LogogramNLP: Comparing Visual and Textual Representations of Ancient Logographic Writing Systems for NLP
Danlu Chen, Freda Shi, Aditi Agarwal, Jacobo Myerston, Taylor Berg-Kirkpatrick
TL;DR
LogogramNLP introduces a benchmark for NLP on ancient logographic languages by pairing visual and textual representations across four writing systems (Linear A, Akkadian, Ancient Egyptian, Bamboo Script) and evaluating translation, parsing, and attribute classification. The study experiments with diverse feature encodings, including vocabulary extension, Latin transliteration proxies, tokenization-free methods, pixel-based text encoders (PIXEL), and full-document image encoding, combined with task-specific layers for MT, classification, and parsing.
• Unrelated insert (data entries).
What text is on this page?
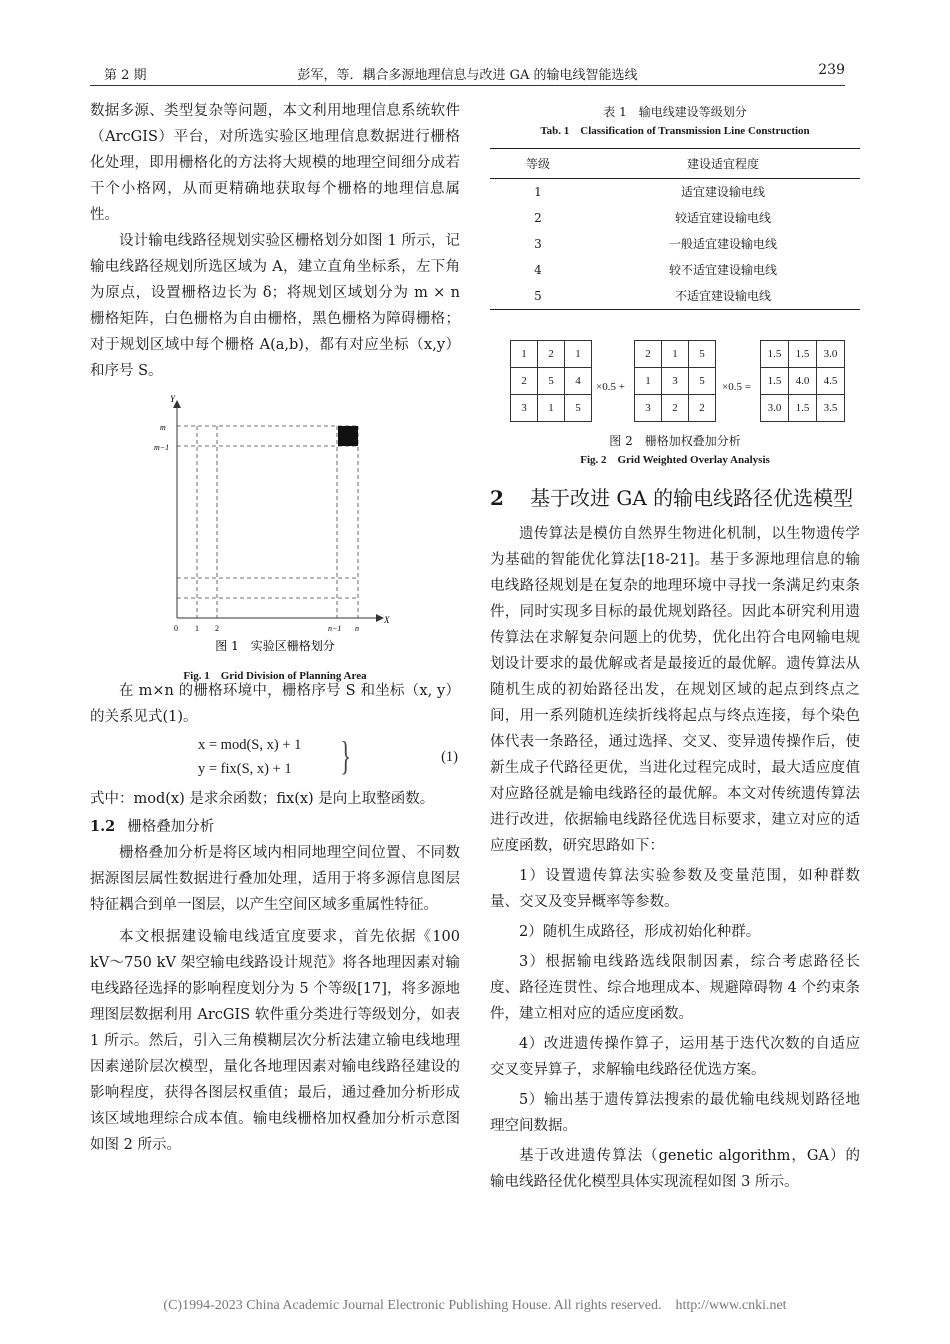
第 2 期	彭军，等．耦合多源地理信息与改进 GA 的输电线智能选线	239

数据多源、类型复杂等问题，本文利用地理信息系统软件（ArcGIS）平台，对所选实验区地理信息数据进行栅格化处理，即用栅格化的方法将大规模的地理空间细分成若干个小格网，从而更精确地获取每个栅格的地理信息属性。

设计输电线路径规划实验区栅格划分如图 1 所示，记输电线路径规划所选区域为 A，建立直角坐标系，左下角为原点，设置栅格边长为 δ；将规划区域划分为 m × n 栅格矩阵，白色栅格为自由栅格，黑色栅格为障碍栅格；对于规划区域中每个栅格 A(a,b)，都有对应坐标（x,y）和序号 S。

Y
X
m
m−1
0 1 2	n−1 n
图 1　实验区栅格划分
Fig. 1　Grid Division of Planning Area

在 m×n 的栅格环境中，栅格序号 S 和坐标（x, y）的关系见式(1)。

x = mod(S, x) + 1
y = fix(S, x) + 1 }	(1)

式中：mod(x) 是求余函数；fix(x) 是向上取整函数。

1.2 栅格叠加分析

栅格叠加分析是将区域内相同地理空间位置、不同数据源图层属性数据进行叠加处理，适用于将多源信息图层特征耦合到单一图层，以产生空间区域多重属性特征。

本文根据建设输电线适宜度要求，首先依据《100 kV～750 kV 架空输电线路设计规范》将各地理因素对输电线路径选择的影响程度划分为 5 个等级[17]，将多源地理图层数据利用 ArcGIS 软件重分类进行等级划分，如表 1 所示。然后，引入三角模糊层次分析法建立输电线地理因素递阶层次模型，量化各地理因素对输电线路径建设的影响程度，获得各图层权重值；最后，通过叠加分析形成该区域地理综合成本值。输电线栅格加权叠加分析示意图如图 2 所示。

表 1　输电线建设等级划分
Tab. 1　Classification of Transmission Line Construction
等级	建设适宜程度
1	适宜建设输电线
2	较适宜建设输电线
3	一般适宜建设输电线
4	较不适宜建设输电线
5	不适宜建设输电线
1	2	1
2	5	4
3	1	5
×0.5 +
2	1	5
1	3	5
3	2	2
×0.5 =
1.5	1.5	3.0
1.5	4.0	4.5
3.0	1.5	3.5
图 2　栅格加权叠加分析
Fig. 2　Grid Weighted Overlay Analysis
2 基于改进 GA 的输电线路径优选模型

遗传算法是模仿自然界生物进化机制，以生物遗传学为基础的智能优化算法[18-21]。基于多源地理信息的输电线路径规划是在复杂的地理环境中寻找一条满足约束条件，同时实现多目标的最优规划路径。因此本研究利用遗传算法在求解复杂问题上的优势，优化出符合电网输电规划设计要求的最优解或者是最接近的最优解。遗传算法从随机生成的初始路径出发，在规划区域的起点到终点之间，用一系列随机连续折线将起点与终点连接，每个染色体代表一条路径，通过选择、交叉、变异遗传操作后，使新生成子代路径更优，当进化过程完成时，最大适应度值对应路径就是输电线路径的最优解。本文对传统遗传算法进行改进，依据输电线路径优选目标要求，建立对应的适应度函数，研究思路如下：

1）设置遗传算法实验参数及变量范围，如种群数量、交叉及变异概率等参数。

2）随机生成路径，形成初始化种群。

3）根据输电线路选线限制因素，综合考虑路径长度、路径连贯性、综合地理成本、规避障碍物 4 个约束条件，建立相对应的适应度函数。

4）改进遗传操作算子，运用基于迭代次数的自适应交叉变异算子，求解输电线路径优选方案。

5）输出基于遗传算法搜索的最优输电线规划路径地理空间数据。

基于改进遗传算法（genetic algorithm，GA）的输电线路径优化模型具体实现流程如图 3 所示。

(C)1994-2023 China Academic Journal Electronic Publishing House. All rights reserved.　http://www.cnki.net
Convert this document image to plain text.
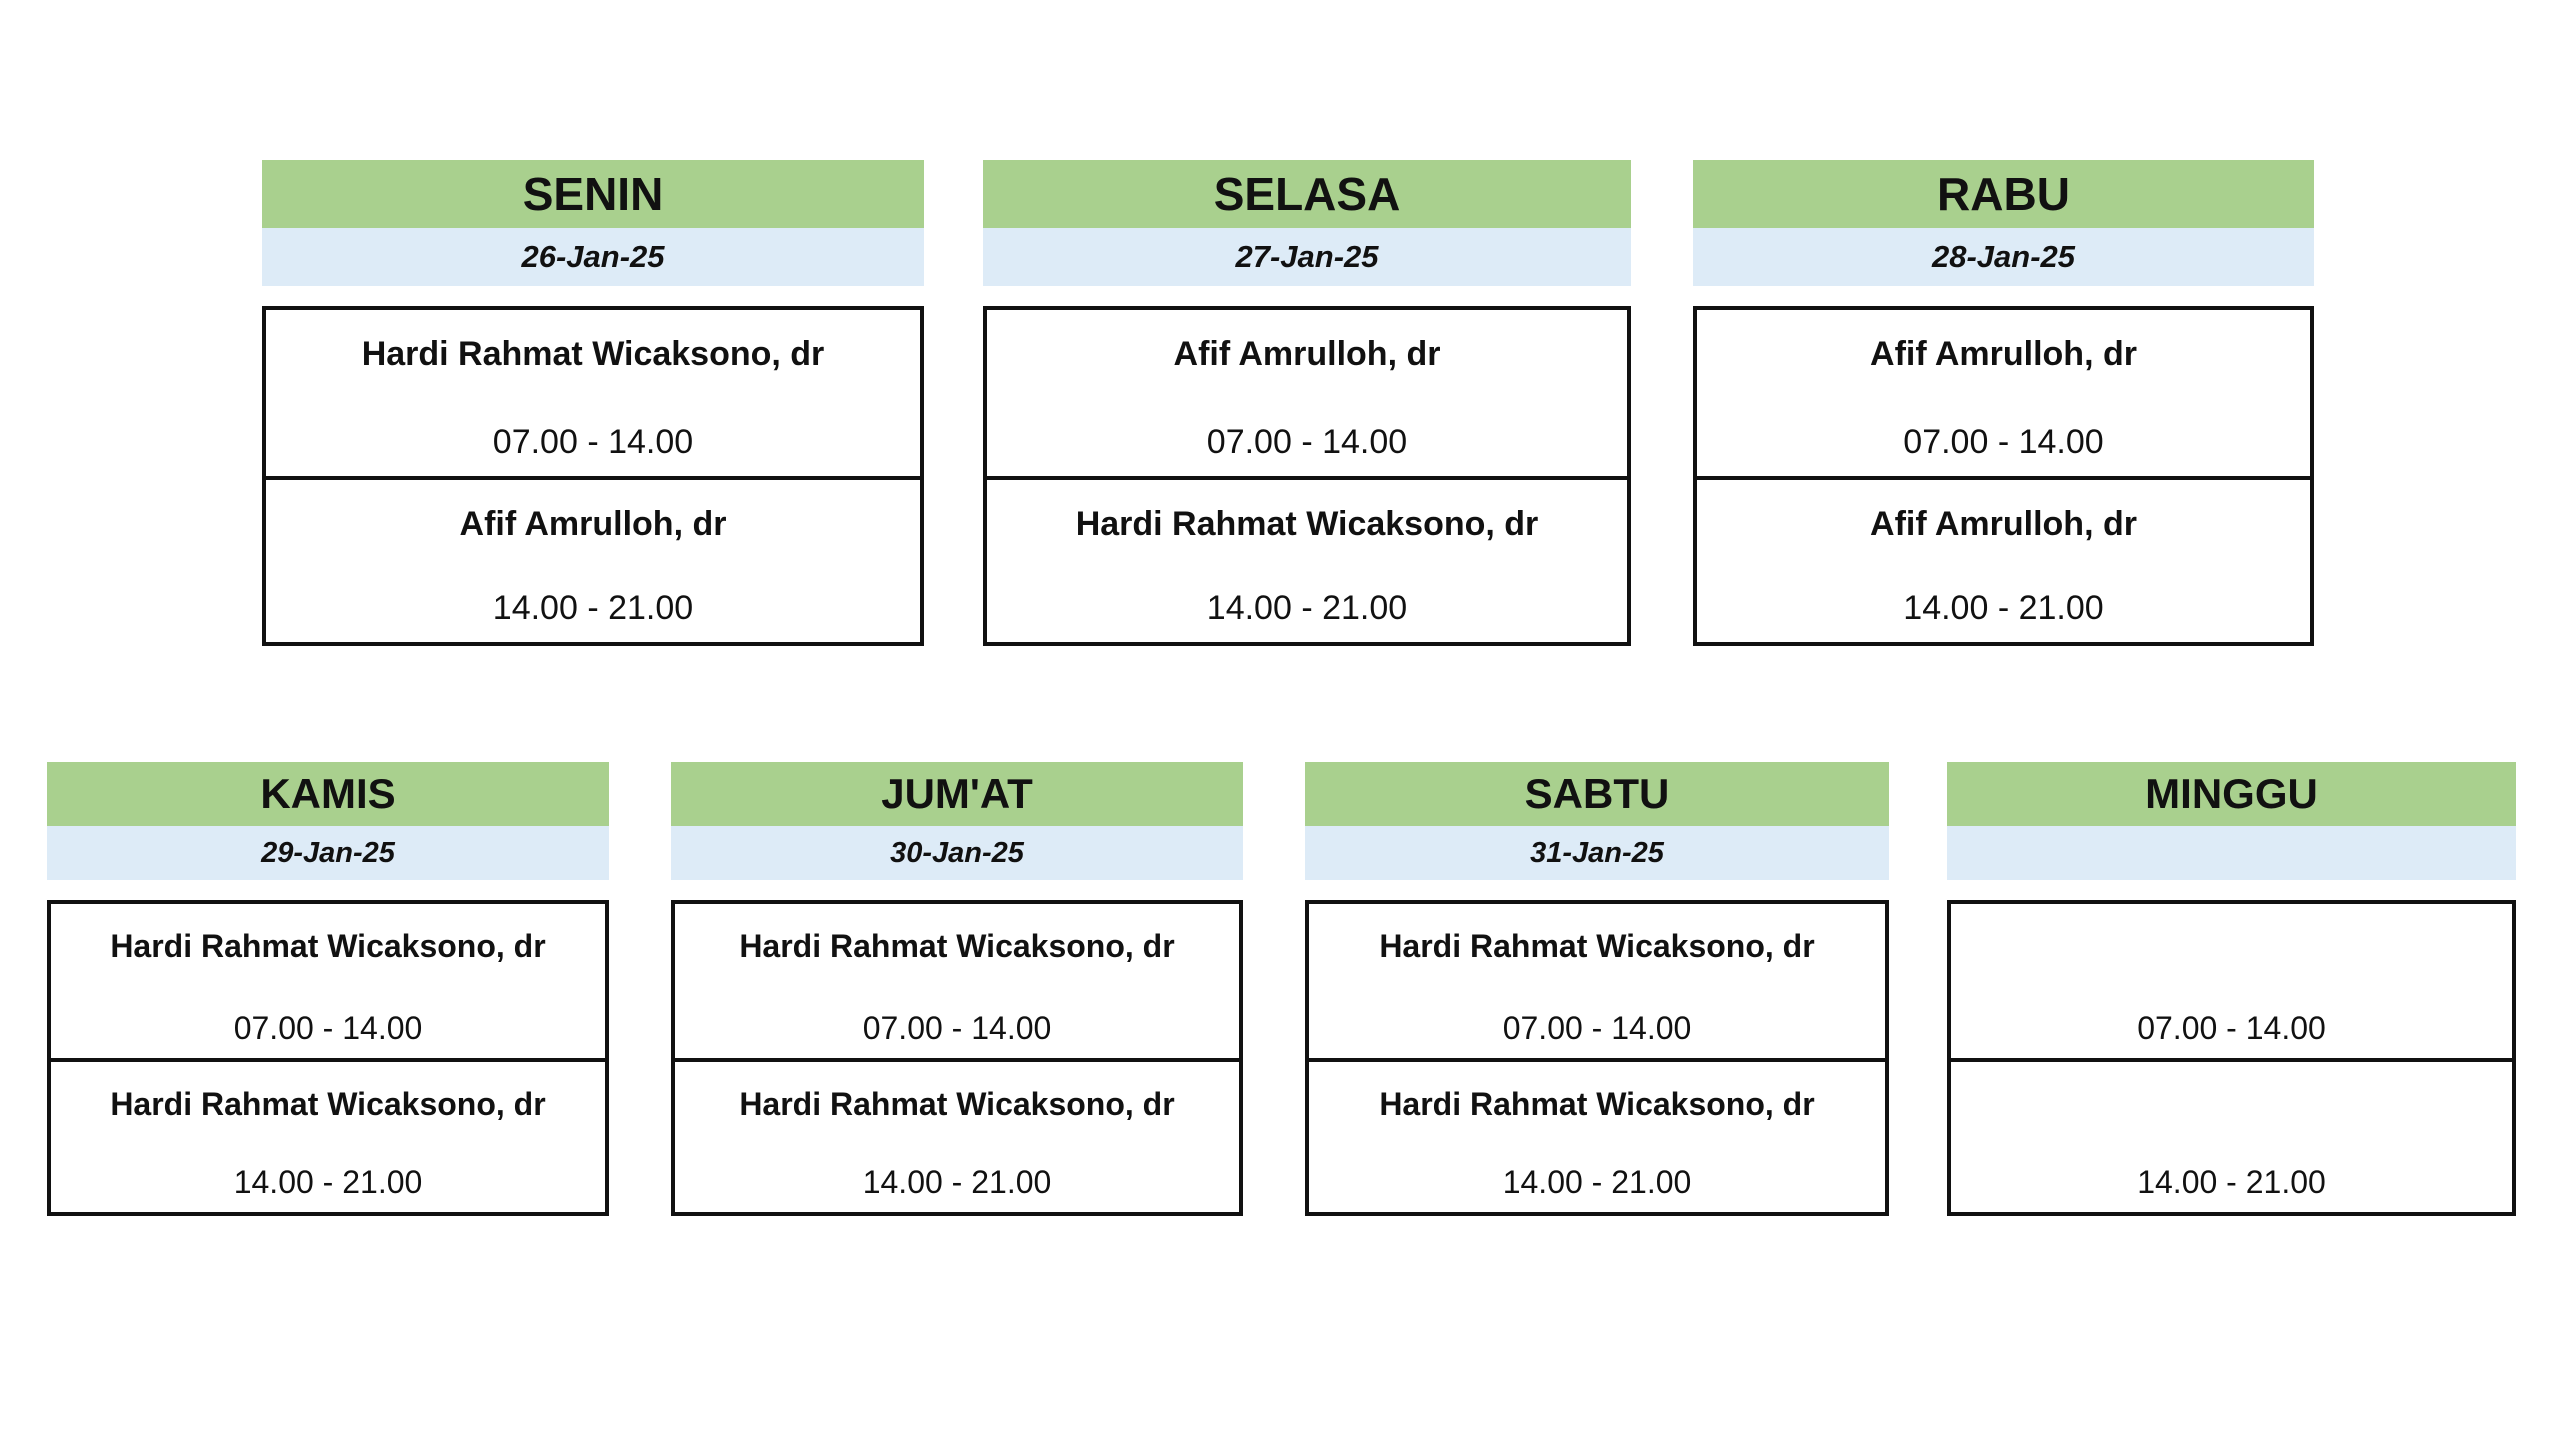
SENIN
26-Jan-25
Hardi Rahmat Wicaksono, dr
07.00 - 14.00
Afif Amrulloh, dr
14.00 - 21.00
SELASA
27-Jan-25
Afif Amrulloh, dr
07.00 - 14.00
Hardi Rahmat Wicaksono, dr
14.00 - 21.00
RABU
28-Jan-25
Afif Amrulloh, dr
07.00 - 14.00
Afif Amrulloh, dr
14.00 - 21.00
KAMIS
29-Jan-25
Hardi Rahmat Wicaksono, dr
07.00 - 14.00
Hardi Rahmat Wicaksono, dr
14.00 - 21.00
JUM'AT
30-Jan-25
Hardi Rahmat Wicaksono, dr
07.00 - 14.00
Hardi Rahmat Wicaksono, dr
14.00 - 21.00
SABTU
31-Jan-25
Hardi Rahmat Wicaksono, dr
07.00 - 14.00
Hardi Rahmat Wicaksono, dr
14.00 - 21.00
MINGGU
07.00 - 14.00
14.00 - 21.00
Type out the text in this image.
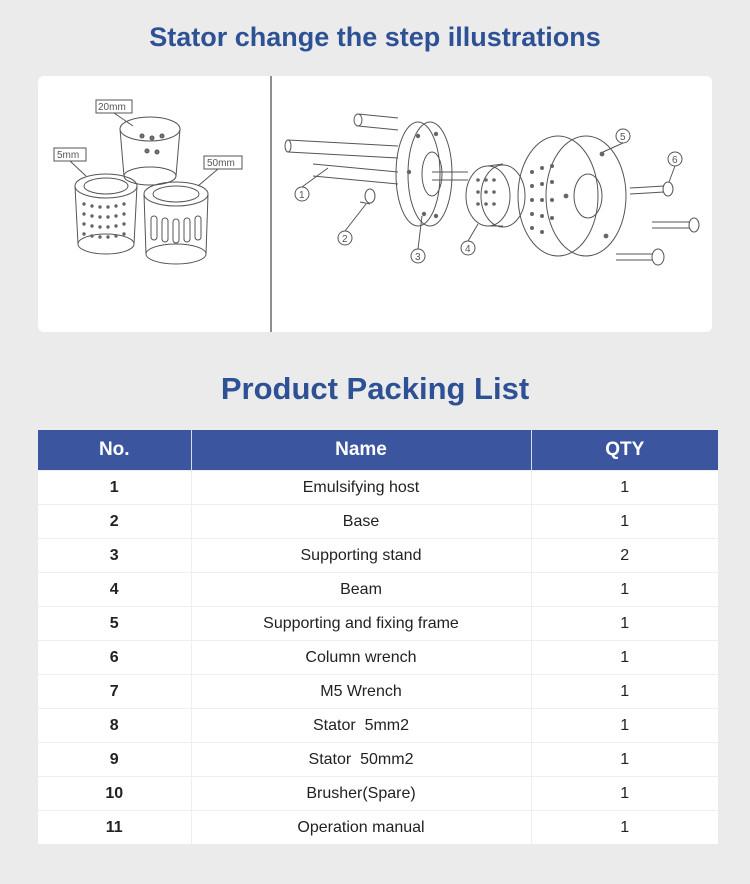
Stator change the step illustrations
20mm
5mm
50mm
1
2
3
4
5
6
Product Packing List
No.	Name	QTY
1	Emulsifying host	1
2	Base	1
3	Supporting stand	2
4	Beam	1
5	Supporting and fixing frame	1
6	Column wrench	1
7	M5 Wrench	1
8	Stator  5mm2	1
9	Stator  50mm2	1
10	Brusher(Spare)	1
11	Operation manual	1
Key findings show that visual representations can outperform text-based ones on certain tasks (notably translation) and that visual encoders often transfer better from cross-lingual pretraining, while text-based approaches remain strong for some attribute classification signals. The results underscore the potential to unlock vast cultural heritage data for NLP analyses and point to continued improvements in OCR quality, broader language coverage, and standardized representations as critical future directions.
Abstract
Standard natural language processing (NLP) pipelines operate on symbolic representations of language, which typically consist of sequences of discrete tokens. However, creating an analogous representation for ancient logographic writing systems is an extremely labor intensive process that requires expert knowledge. At present, a large portion of logographic data persists in a purely visual form due to the absence of transcription -- this issue poses a bottleneck for researchers seeking to apply NLP toolkits to study ancient logographic languages: most of the relevant data are images of writing. This paper investigates whether direct processing of visual representations of language offers a potential solution. We introduce LogogramNLP, the first benchmark enabling NLP analysis of ancient logographic languages, featuring both transcribed and visual datasets for four writing systems along with annotations for tasks like classification, translation, and parsing. Our experiments compare systems that employ recent visual and text encoding strategies as backbones. The results demonstrate that visual representations outperform textual representations for some investigated tasks, suggesting that visual processing pipelines may unlock a large amount of cultural heritage data of logographic languages for NLP-based analyses.